The chances of these – and other stalled projects – being resuscitated with money from other Saudi government departments looks minimal, as MbS’s second oil price war has similarly decimated these finances too. Figures released at the end of September showed that Saudi Arabia’s economy contracted 7 percent year-on-year (y-o-y) in the second quarter of 2020, with the Kingdom’s private sector showing a negative growth rate of 10.1 percent, while the public sector recorded negative growth of 3.5 percent. Saudi’s oil revenue in the first half of the year was 35 percent lower than a year earlier, while non-oil revenue fell by 37 percent. Moreover, in the second quarter of 2020 alone, the Kingdom’s petroleum refining activities recorded a 14 percent y-o-y drop. All of this resulted in a current account deficit of SAR67.4 billion (US$18 billion), or 12 percent of GDP, in Q220 compared with a surplus of SAR42.9 billion, or 5.8 percent of GDP, a year earlier, according to Saudi Arabia’s General Authority for Statistics.

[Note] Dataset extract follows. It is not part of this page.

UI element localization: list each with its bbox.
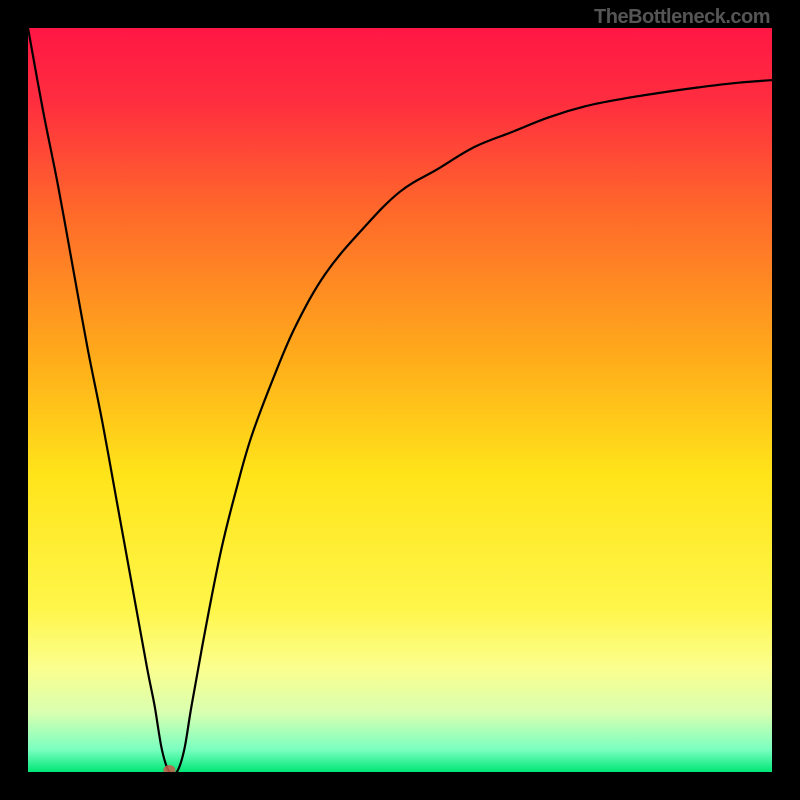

Therefore, Aramco has little choice but to continue to fund the dividend payments to its own shareholders by taking on more debt, in direct contrast to the influx of new money that MbS said would flow into Aramco and then more broadly into the Saudi Tadawul stock market following the ‘landmark IPO’. In essence, Aramco has been left to take on debt to pay the people who bought it shares, which is akin to a family who decides that it has to sell the precious family silver to pay off debts but then ending up having to take out more debts to pay people to buy the silver.
Moreover, judging from last week’s bond sale by Aramco, it appears that even those investors who have been willing to buy the company’s paper – so increasing their risk exposure to not just to the omni-toxic Aramco but also to Saudi as a sovereign issuer – might be reaching the limit of their appetite for either. Saudi had been looking to raise US$8 billion from the five-part bond deal, which it did, but crucially it attracted just US$48.1 billion in orders for the debt sale, less than half of the amount that it received for its debut bond sale last year when it raised US$12 billion. Even more indicative of increasing investor caution in taking on more exposure to Saudi risk – especially that of the increasingly indebted (bonds plus dividend obligations plus revolving credit lines) Aramco – is that in last year’s bond sale Aramco was able to price the bonds at a tighter spread to the benchmark than Saudi sovereign debt but this time Aramco’s bonds were priced wider.